Sun et al. compared HOXA1AS expression levels in MCF-7 and MDA-MB-231 cell lines and found that HOXA1AS levels were 9.55-fold higher in MCF-7 cells [50]. In addition, they observed an increase in HOXA1AS levels in the MCF-7 cells treated with 17β-estradiol [50]. Consistent with these findings, in our study, the down-regulation of HOXA1AS in MDA-MB-231 cells after CCT137690 treatment was more prominent, compared to that in MCF-7 cells expressing lower HOXA1AS.
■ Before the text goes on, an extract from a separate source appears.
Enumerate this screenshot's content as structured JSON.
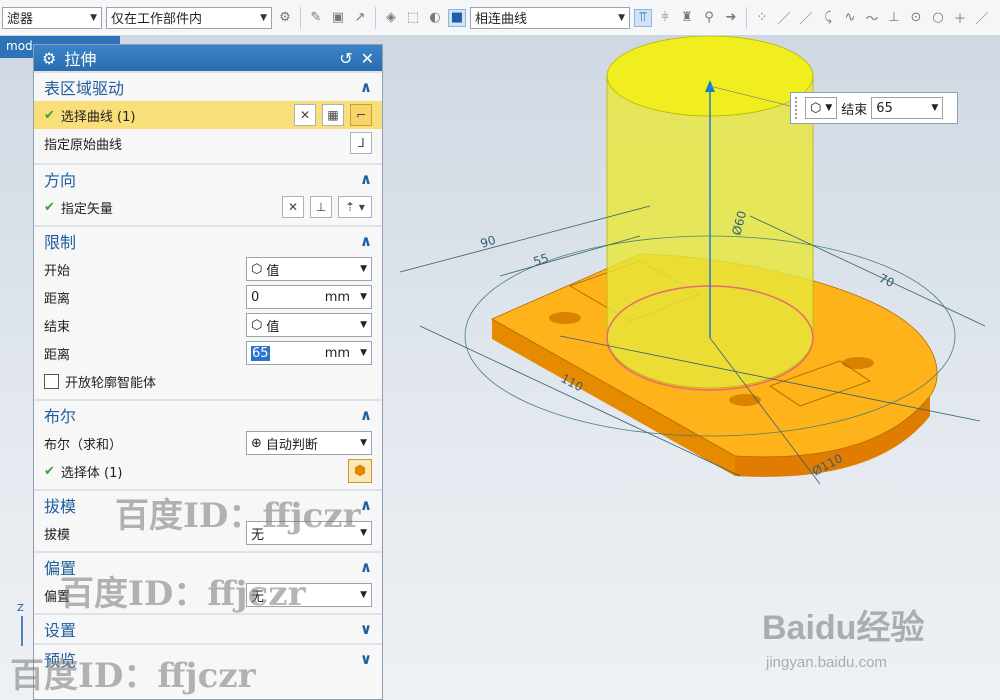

Gu et al. identified that NCRMS levels were elevated in hepatocellular carcinoma as compared to non-cancerous samples [51]. Based on or results, CCT137690 suppressed oncogenic NCRMS expression in both cell lines. Inhibition of Aurora kinase with CCT137690 may lead to the transcriptional regulation of NCRMS by regulating downstream oncogenic pathways and transcription factors. Given that CCT137690 suppressed the transcription of NCRMS more prominently in highly invasive MDA-MB-231 cells than in low-invasive MCF-7 cells, it can be concluded that CCT137690 has the potential to be used for aggressive breast cancers.

The present study facilitated the determination of the anti-proliferative effects of CCT137690 on MCF-7 and MDA-MB-231 cells and changes in lncRNA expression profiles. Consequently, Aurora kinase inhibitor CCT137690 can be suggested as a potential anti-cancer agent for breast cancer treatment.